Editorial: The PML-N’s duality is sowing the seeds of confusion within its rank and file

It all went south when party president and leader of the opposition Shehbaz Sharif hosted a dinner for parliamentarians of the opposition and specially invited the PPP leadership. The dinner created some bonhomie and generated good optics for a better working relationship between the two estranged parties. Was this event an attempt to revitalise the dysfunctional and conflict-ridden alliance PDM? No one said so. However the very next morning, PML-N vice president Shahid Khaqan Abbasi spoke to the media and said the doors of the PDM were closed for the PPP unless they replied to the show cause notice issued to them earlier by the PDM. His tone was curt, even harsh. Had he snubbed the initiative of his party president? The feel-good optics of the previous evening evaporated in a puff of smoke. Later in the day, Maryam Nawaz Sharif reinforced what Abbasi had said, thereby erasing all doubts if any existed about the duality tearing away at the party seams.

Wednesday was a sobering day for the PML-N. There was a pall of gloom hanging over many senior people in the party. They had realised the disaster that was befalling them in slow motion since the public spat between their top leaders. Few had any explanations to give. Were key people in the party unhappy at the dinner hosted by Shehbaz Sharif? Were they ticked off at him for reaching out to the PPP when many others in the party were blaming them for ditching the PDM and ‘stealing’ the position of the leader of the opposition in the senate? If so, why did Shahid Abbasi have to give a public statement against the PPP the very next morning after attending the dinner hosted by Shehbaz? Party insiders acknowledged they too were shocked at how these developments had unfolded in the open instead of behind closed doors.

Panic stricken, the party is now rushing to do some damage control. According to senior insiders, urgent consultations have taken place and there may be an important virtual meeting between the most important stakeholders in the party in a day or two in order to figure out how to stop shedding each other’s political blood. “The silence about this infighting is becoming criminal,” says a dismayed party representative. “Good luck to us if we carry on like this and then expect to win the next election,” he laments.

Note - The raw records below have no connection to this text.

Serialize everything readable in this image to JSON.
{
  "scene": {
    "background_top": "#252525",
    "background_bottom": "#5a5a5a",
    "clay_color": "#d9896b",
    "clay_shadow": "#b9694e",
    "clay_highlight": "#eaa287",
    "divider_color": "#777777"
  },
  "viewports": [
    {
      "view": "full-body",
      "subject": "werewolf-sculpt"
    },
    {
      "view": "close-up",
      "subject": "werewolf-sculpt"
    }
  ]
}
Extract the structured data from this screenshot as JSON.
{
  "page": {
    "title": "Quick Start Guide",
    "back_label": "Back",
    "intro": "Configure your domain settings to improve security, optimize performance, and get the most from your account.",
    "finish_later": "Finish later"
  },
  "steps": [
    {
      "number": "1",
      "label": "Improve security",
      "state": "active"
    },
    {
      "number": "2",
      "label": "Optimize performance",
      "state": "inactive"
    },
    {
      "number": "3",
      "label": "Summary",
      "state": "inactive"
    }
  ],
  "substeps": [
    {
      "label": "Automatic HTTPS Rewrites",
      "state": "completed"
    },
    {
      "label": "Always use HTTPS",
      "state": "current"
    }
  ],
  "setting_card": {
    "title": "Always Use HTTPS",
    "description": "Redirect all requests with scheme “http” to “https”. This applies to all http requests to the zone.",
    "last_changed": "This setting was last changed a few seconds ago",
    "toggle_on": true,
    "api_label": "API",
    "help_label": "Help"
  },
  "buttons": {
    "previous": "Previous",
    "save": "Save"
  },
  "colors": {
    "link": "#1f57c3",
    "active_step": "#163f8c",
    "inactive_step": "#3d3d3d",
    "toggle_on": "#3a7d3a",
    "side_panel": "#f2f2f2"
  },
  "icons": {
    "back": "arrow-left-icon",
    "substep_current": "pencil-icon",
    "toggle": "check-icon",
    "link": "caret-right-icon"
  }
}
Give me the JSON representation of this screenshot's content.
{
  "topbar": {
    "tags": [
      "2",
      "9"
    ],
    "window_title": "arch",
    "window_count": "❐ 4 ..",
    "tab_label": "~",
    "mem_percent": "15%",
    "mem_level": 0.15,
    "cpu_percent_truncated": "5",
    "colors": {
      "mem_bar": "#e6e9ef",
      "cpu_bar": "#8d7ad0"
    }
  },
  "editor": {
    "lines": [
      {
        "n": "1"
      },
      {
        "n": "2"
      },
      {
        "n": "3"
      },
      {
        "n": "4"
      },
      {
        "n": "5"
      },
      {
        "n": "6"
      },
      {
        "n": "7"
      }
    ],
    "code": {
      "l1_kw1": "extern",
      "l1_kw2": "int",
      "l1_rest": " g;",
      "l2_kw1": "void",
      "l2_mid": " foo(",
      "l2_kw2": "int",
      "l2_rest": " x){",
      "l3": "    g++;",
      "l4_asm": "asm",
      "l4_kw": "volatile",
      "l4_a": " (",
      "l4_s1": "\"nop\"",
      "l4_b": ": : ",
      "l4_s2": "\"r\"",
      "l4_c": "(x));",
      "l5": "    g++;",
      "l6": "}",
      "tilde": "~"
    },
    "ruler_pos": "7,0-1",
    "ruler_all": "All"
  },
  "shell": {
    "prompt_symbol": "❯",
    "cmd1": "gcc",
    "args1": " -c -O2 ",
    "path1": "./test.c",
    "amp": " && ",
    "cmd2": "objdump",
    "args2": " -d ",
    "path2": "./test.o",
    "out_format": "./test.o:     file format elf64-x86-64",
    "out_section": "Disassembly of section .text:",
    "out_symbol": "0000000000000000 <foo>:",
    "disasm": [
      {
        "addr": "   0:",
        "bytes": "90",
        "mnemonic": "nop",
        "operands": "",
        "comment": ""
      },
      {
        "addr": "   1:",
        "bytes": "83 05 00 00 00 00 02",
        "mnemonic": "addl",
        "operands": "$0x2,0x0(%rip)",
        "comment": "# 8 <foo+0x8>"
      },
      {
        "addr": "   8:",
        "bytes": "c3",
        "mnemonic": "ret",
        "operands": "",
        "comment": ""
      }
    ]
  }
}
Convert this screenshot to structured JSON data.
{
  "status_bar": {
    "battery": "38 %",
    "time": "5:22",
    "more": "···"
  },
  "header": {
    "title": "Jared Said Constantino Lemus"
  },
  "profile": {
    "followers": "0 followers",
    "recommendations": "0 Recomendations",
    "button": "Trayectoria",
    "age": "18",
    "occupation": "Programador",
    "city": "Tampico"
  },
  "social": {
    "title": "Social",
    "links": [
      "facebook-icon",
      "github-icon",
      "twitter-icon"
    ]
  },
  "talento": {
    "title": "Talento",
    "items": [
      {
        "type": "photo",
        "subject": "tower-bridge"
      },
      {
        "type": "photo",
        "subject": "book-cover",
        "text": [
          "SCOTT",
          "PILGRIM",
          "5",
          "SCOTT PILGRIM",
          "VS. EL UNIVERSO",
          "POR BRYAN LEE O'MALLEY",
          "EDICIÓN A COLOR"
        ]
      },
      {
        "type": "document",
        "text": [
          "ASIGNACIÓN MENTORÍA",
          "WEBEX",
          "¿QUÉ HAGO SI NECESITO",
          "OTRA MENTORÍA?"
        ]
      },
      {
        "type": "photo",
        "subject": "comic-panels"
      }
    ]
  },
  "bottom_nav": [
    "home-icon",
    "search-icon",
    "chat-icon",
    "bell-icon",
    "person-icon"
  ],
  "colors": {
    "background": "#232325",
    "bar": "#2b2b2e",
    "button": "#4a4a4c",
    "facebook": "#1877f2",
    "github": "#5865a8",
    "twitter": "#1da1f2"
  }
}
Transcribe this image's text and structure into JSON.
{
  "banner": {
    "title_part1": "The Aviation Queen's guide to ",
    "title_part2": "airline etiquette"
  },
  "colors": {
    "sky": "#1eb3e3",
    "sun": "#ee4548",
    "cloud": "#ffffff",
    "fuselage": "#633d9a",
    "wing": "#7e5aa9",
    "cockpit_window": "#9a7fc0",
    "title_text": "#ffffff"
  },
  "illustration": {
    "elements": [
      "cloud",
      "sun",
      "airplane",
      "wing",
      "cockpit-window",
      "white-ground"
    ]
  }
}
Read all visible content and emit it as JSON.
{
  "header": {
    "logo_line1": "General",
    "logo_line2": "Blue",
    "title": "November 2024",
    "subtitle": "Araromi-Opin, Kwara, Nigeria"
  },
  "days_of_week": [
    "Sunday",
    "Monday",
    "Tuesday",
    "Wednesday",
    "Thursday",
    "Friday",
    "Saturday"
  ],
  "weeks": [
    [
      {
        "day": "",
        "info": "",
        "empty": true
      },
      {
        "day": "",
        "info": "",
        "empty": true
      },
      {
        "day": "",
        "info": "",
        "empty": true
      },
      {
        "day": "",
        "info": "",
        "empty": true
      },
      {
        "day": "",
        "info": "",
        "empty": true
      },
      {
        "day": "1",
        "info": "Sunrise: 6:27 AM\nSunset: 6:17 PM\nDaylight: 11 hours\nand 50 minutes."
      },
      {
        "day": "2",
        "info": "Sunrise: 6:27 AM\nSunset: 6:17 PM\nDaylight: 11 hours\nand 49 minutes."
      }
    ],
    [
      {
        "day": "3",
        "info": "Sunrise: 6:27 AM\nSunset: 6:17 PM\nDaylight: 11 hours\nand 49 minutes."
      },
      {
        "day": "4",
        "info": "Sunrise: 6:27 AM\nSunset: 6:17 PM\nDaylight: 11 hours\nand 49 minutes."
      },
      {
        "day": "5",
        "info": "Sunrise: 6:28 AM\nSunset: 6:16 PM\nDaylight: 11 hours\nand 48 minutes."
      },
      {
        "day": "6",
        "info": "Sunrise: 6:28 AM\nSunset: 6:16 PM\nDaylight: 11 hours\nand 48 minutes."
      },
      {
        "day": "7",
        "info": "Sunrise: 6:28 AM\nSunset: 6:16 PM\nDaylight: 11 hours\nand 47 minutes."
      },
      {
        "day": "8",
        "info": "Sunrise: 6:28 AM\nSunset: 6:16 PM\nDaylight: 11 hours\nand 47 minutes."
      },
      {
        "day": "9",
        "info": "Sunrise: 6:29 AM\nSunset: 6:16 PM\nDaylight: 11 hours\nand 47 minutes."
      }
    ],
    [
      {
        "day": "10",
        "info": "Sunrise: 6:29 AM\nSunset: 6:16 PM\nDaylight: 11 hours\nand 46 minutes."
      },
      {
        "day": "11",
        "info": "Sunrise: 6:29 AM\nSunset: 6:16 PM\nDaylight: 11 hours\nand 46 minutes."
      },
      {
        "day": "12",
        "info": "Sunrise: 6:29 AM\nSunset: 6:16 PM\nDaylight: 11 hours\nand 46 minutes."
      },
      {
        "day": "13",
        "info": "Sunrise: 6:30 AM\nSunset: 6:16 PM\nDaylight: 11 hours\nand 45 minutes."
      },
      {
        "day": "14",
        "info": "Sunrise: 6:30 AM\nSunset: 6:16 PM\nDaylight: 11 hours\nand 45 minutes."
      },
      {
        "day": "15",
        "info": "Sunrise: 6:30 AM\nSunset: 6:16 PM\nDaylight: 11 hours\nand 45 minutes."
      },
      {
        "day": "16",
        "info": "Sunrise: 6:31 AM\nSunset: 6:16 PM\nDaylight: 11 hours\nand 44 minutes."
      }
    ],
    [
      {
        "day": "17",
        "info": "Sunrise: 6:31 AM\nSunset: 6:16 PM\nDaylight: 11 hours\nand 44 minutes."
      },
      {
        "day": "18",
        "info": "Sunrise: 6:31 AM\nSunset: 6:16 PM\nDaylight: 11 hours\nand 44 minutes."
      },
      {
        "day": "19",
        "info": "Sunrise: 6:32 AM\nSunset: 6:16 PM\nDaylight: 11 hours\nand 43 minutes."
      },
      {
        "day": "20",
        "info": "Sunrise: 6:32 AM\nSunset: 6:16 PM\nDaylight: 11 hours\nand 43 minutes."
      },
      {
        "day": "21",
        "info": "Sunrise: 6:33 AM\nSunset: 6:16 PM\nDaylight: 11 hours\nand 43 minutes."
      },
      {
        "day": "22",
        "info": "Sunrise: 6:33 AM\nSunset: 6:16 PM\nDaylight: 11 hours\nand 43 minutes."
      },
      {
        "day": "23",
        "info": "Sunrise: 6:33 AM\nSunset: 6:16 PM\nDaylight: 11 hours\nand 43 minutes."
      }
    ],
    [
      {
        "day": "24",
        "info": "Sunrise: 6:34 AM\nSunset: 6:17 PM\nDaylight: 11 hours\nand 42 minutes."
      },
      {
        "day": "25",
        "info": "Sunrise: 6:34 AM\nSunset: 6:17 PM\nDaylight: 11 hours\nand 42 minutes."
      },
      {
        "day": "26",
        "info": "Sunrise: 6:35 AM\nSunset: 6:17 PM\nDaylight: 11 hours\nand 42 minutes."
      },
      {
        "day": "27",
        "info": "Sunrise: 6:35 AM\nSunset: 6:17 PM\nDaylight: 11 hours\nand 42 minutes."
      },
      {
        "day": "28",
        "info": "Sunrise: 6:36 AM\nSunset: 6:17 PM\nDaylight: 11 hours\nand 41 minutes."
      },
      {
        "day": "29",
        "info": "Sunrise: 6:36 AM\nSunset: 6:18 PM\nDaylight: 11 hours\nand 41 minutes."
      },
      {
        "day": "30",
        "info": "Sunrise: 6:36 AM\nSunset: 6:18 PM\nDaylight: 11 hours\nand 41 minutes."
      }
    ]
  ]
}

He may not be all that wrong. The party may agree in the next few days to be more discreet in its internal issues, and be more circumspect when it comes to mutual disagreements, but that will not solve the problem that is gnawing away at the party insides for many years now.

If today someone were to ask: “What does the PML-N really want”? Not many people in the party may have the answer. The party is well and truly riven by doubt, division and discord.

This doubt, division and discord reflects in the following issues:

1. PDM: The original purpose of the alliance, as forged by Maryam Nawaz, Bilawal Bhutto-Zardari and Maulana Fazlur Rehman, was to send the PTI government packing through a phased plan of action. The movement took a sharp anti-establishment turn after Nawaz Sharif trained his guns at the ‘selectors’. Other leaders were uncomfortable with this approach. More importantly, senior people within the PML-N itself squirmed with discomfort but had to follow their leader’s policy. The duality within the party did not disappear — it was suppressed into silence. The role of the PDM, the relationship with the PPP via the PDM, and the future of the PDM – all this continues to divide the party. Duality has snared back to life.

2.PUNJAB: There is a strong body of opinion that believes the PML-N should seriously consider leading an in-house change in Punjab. This school of thought believes that if the party can manage to claw its way back into power in its base, it can secure the next general election with greater ease. However, the other school of thought reacts viscerally to this option. It believes the party must not – ever – become part of the ‘hybrid’ system. Such is the intensity of duality that no serious discussion about the pros and cons of this issue has taken place at the top level. People are hunkered down and bunkered down inside the high walls of their duality.

3. ESTABLISHMENT: The root cause of the duality appears to be taking further root. At a time when elections are two years away and the party needs to figure out how to position itself for maximum advantage, there is rank confusion about how it wants to deal with the elephant in the room. Would it be prudent for the party to fight the election by further fuelling its anti-establishment position and framing its ideology in civil-military terms? Or would it make sense for the PML-N to re-construct a working relationship with the establishment before the elections so it can manage a level-playing field and cash in its popularity? The duality of approach is growing wider by the day while the time to unify the duality is slipping away by the day.

The PML-N train may have more bogeys than all the other parties, but its engine doesn’t know which track to travel on. It is whistling shrilly and belching smoke while standing stationary at the platform and refusing to go anywhere. Adamancy generates passion, not momentum.

Tuesday’s disaster reflected the hardening of duality and the shrinking of mutual tolerance within the party. It also forced reluctant party insiders to ask themselves a question they had never wished upon themselves: “Who is in charge of the PML-N”. The leadership cannot delay the answer any longer because the duality that at one time created creative tension in internal meetings is now wreaking public discord and rupturing the fabric of the party from the insides.